| Board of Trustees
Nicholas M. Donofrio ’67
IBM Fellow, Retired IBM Executive Vice President
A 44-year IBM veteran, Nicholas Donofrio is a renowned global business leader who over the past 15 years helped restore IBM’s return to its familiar position as a global technology and innovation leader. He is a tireless champion of the engineering and technical professions, and personally commits hundreds of hours each year to work with women and underrepresented minorities to enrich the technical professions around the world with a diversity of culture and thought.
Donofrio's first exposure to IBM was in 1964 as a college intern, working on the development of the legendary System/360 mainframe computer while studying for his bachelor’s degree in electrical engineering at Rensselaer.
Donofrio has led virtually all of IBM’s manufacturing and development teams over the years from semiconductor and storage technologies, to microprocessors and personal computers, to IBM's entire family of servers. Among the many milestones accomplished under Donofrio's leadership, IBM has:
- Generated more patents than any other company for 15 consecutive years.
- Reengineered and revitalized its systems business, including the mainframe.
- Developed leading-edge CMOS semiconductor technology.
- Developed the world’s fastest supercomputers designed to help scientists unravel the mysteries of both physical and life sciences.

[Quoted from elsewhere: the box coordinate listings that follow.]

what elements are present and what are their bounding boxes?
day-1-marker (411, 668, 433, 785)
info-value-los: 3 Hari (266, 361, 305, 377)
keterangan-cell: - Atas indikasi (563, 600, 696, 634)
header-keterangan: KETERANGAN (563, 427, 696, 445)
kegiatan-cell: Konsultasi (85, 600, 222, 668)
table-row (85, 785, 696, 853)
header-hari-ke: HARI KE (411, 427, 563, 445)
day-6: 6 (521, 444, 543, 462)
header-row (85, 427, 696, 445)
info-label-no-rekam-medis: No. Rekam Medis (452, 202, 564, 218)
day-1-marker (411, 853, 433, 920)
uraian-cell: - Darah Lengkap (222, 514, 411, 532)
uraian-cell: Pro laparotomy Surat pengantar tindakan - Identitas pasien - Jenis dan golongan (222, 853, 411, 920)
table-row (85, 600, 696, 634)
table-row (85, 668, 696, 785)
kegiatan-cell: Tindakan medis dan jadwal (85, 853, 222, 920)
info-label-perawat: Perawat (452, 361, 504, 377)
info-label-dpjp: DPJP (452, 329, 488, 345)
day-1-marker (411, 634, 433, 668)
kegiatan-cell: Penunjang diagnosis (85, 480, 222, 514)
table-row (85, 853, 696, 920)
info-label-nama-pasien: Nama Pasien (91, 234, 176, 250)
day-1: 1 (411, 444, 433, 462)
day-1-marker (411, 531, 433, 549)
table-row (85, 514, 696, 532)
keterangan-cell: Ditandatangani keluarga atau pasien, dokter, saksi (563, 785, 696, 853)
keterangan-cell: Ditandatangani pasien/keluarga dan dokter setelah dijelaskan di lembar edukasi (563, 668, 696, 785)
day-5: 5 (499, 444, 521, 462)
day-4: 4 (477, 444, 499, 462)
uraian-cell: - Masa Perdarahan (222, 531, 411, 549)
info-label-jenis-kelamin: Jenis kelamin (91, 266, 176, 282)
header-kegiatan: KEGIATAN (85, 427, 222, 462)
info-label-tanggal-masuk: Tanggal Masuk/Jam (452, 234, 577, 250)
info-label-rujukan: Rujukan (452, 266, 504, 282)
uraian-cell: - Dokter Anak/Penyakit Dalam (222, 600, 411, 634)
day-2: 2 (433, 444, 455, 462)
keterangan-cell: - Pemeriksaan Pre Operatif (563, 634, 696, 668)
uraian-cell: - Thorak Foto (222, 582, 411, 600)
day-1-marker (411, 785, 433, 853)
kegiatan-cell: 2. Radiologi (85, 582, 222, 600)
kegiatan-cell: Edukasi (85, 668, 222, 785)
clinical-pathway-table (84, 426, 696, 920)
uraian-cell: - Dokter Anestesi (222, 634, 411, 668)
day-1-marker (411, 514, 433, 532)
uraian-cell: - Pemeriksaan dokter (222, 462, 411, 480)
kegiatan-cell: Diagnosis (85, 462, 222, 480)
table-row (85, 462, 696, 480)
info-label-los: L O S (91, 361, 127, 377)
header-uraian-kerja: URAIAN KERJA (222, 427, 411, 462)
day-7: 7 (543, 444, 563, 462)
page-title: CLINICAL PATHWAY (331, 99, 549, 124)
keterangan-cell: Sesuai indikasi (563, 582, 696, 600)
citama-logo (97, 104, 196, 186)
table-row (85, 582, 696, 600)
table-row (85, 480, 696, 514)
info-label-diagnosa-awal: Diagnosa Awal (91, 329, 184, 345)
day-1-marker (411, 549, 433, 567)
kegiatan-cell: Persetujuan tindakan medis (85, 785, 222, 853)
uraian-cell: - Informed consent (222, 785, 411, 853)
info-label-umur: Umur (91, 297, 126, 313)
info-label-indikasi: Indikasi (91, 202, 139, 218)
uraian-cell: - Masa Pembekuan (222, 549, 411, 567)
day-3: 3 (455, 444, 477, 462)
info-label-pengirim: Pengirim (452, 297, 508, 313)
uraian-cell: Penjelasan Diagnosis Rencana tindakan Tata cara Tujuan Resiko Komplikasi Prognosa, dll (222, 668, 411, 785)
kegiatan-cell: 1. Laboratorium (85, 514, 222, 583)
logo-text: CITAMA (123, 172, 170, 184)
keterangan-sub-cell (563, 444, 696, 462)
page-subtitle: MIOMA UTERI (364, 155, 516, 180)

- Developed breakthrough microprocessor architectures, including Power and Cell, which are the engines for every major consumer gaming platform and a host of other computing applications.
- Advanced open industry standards.
- Developed state-of-the art Services Oriented Architecture assets and skills.
- Entered a ground-breaking research partnership with The National Geographic Society to map how human kind populated the planet.
- Developed and nurtured one of the largest and most capable technical talent pools in the industrial world.